These results were announced last year at a
conference talk, now hot off the press at Nature Genetics. As stated in the abstract below, the results are important because they show that selection pressure can work on
existing variation in polygenic quantitative traits such as height (no new mutations required! See also
here). Group differences in the phenotype are (according to the analysis)
not due to drift or founder effects -- it's selection at work. Of course, this has been
demonstrated many times in the lab, but certain people refuse to believe the results could apply to Homo sapiens, over timescales of order 10ky.

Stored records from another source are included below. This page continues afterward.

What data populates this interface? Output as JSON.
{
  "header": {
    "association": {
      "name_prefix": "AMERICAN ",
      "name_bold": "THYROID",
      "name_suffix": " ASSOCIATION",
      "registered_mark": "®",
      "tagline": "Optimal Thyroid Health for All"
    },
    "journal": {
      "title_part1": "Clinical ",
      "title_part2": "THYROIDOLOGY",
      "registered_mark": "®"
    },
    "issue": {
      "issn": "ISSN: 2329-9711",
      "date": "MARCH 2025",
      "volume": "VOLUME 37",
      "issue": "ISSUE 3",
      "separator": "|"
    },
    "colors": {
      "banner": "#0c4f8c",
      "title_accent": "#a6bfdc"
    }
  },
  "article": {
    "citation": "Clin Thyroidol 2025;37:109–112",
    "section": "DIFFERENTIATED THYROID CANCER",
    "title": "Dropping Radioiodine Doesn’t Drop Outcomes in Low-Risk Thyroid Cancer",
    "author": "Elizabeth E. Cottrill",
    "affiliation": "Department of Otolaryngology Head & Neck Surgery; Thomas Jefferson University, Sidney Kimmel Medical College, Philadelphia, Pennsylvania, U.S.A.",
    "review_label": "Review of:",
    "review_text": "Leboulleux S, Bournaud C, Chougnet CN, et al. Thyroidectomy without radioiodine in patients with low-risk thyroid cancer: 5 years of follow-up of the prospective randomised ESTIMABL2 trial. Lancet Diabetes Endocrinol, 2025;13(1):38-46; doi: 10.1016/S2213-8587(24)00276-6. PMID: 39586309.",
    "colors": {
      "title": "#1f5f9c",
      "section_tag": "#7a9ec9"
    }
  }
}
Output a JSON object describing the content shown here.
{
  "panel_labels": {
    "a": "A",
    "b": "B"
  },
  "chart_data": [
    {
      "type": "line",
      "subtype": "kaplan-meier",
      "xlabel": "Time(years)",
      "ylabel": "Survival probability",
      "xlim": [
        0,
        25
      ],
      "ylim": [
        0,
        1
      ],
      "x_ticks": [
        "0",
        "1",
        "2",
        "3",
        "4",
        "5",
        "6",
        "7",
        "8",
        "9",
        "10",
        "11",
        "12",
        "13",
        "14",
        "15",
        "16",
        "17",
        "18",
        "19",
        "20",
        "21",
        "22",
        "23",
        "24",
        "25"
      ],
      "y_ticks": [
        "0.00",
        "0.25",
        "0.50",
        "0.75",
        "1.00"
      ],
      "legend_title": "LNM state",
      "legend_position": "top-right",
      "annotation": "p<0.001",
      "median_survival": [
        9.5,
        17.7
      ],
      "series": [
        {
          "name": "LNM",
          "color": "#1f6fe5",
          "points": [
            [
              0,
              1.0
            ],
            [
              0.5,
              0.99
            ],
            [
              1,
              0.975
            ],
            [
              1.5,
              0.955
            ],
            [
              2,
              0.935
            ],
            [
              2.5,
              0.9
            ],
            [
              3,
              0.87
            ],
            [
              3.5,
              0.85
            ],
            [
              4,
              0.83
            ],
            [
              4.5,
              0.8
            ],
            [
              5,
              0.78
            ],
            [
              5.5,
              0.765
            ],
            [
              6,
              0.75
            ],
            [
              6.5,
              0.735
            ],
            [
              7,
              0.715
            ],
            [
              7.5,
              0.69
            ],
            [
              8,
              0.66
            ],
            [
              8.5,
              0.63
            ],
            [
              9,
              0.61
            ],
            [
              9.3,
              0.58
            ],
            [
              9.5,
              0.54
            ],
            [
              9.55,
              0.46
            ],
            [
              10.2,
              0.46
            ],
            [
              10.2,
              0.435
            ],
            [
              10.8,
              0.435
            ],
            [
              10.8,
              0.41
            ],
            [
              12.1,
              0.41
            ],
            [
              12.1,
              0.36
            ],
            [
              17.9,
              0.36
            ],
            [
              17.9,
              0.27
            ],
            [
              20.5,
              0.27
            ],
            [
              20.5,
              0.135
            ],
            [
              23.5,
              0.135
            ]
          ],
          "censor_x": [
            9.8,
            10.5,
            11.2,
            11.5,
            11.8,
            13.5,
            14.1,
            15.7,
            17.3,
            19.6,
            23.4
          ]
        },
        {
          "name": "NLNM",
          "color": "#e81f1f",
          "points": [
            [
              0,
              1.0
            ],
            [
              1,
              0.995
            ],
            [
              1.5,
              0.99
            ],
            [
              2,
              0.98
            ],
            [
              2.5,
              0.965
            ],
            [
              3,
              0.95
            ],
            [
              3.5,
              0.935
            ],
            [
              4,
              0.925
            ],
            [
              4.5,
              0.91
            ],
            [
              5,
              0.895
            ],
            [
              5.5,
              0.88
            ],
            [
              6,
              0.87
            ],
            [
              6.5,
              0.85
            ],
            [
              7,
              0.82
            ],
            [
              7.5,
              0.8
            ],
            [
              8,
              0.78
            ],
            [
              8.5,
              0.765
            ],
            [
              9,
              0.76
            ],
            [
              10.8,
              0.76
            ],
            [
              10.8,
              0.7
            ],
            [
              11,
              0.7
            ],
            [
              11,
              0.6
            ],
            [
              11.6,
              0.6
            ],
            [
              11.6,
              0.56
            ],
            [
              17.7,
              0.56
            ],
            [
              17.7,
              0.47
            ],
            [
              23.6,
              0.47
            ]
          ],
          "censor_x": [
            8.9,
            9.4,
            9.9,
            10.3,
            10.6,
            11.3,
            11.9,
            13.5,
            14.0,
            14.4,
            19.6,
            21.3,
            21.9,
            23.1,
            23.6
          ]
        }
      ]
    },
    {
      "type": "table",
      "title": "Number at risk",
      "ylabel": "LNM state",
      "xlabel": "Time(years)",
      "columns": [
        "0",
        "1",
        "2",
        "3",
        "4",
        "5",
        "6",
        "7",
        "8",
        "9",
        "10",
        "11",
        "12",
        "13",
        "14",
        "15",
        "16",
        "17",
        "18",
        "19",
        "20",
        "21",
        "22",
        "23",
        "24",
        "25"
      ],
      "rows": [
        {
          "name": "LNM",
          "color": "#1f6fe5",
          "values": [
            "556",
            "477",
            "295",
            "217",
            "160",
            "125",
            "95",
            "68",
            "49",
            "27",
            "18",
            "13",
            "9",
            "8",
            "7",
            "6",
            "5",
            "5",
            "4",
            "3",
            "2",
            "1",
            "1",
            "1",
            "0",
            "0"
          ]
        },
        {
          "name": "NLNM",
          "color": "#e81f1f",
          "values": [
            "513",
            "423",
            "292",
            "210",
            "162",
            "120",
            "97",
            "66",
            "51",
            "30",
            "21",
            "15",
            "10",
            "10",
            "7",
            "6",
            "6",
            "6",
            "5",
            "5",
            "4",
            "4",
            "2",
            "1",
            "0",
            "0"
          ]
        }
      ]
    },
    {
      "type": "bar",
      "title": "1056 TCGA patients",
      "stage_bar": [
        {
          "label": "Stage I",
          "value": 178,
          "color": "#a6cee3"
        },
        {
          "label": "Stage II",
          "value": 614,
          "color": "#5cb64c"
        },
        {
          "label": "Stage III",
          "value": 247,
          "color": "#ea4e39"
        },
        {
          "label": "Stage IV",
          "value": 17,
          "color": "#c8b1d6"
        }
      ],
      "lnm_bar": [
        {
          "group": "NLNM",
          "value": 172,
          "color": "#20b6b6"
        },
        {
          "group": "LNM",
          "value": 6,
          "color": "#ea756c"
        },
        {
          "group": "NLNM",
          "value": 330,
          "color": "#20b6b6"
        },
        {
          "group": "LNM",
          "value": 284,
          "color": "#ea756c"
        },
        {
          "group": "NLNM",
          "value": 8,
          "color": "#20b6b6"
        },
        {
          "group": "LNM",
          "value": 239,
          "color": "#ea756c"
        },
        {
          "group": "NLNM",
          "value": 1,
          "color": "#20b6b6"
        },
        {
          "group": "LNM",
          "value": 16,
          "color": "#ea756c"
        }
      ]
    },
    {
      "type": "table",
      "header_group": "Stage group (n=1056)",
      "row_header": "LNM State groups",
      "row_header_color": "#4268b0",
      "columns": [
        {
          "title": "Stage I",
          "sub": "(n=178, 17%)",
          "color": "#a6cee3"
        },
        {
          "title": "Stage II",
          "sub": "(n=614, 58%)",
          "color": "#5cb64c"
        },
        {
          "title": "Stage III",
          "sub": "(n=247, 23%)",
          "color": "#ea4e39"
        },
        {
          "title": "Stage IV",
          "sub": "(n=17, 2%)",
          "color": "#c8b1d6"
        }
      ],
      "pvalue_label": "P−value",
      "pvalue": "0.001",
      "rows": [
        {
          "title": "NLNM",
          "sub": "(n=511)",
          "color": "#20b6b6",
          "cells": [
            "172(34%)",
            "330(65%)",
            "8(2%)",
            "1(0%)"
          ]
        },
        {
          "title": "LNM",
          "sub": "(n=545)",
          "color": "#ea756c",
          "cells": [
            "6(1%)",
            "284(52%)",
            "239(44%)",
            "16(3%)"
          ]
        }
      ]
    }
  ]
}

Nature Genetics: Evidence of widespread selection on standing variation in Europe at height-associated SNPs
Strong signatures of positive selection at newly arising genetic variants are well documented in humans1, 2, 3, 4, 5, 6, 7, 8, but this form of selection may not be widespread in recent human evolution9. Because many human traits are highly polygenic and partly determined by common, ancient genetic variation, an alternative model for rapid genetic adaptation has been proposed: weak selection acting on many pre-existing (standing) genetic variants, or polygenic adaptation10, 11, 12. By studying height, a classic polygenic trait, we demonstrate the first human signature of widespread selection on standing variation. We show that frequencies of alleles associated with increased height, both at known loci and genome wide, are systematically elevated in Northern Europeans compared with Southern Europeans (P < 4.3 × 10−4). This pattern mirrors intra-European height differences and is not confounded by ancestry or other ascertainment biases. The systematic frequency differences are consistent with the presence of widespread weak selection (selection coefficients ~10−3–10−5 per allele) rather than genetic drift alone (P < 10−15).
Here's part of what I
wrote a year ago about this result:
3. If the results on selection hold up this will be clear evidence for differential selection between groups of a quantitative trait (as opposed to lactose or altitude tolerance, which are controlled by small sets of loci). We may soon be able to conclude that there has been enough evolutionary time for selection to work within European populations on a trait that is controlled by hundreds (probably thousands) of loci.
Current best guess for number of height loci is of order 10k.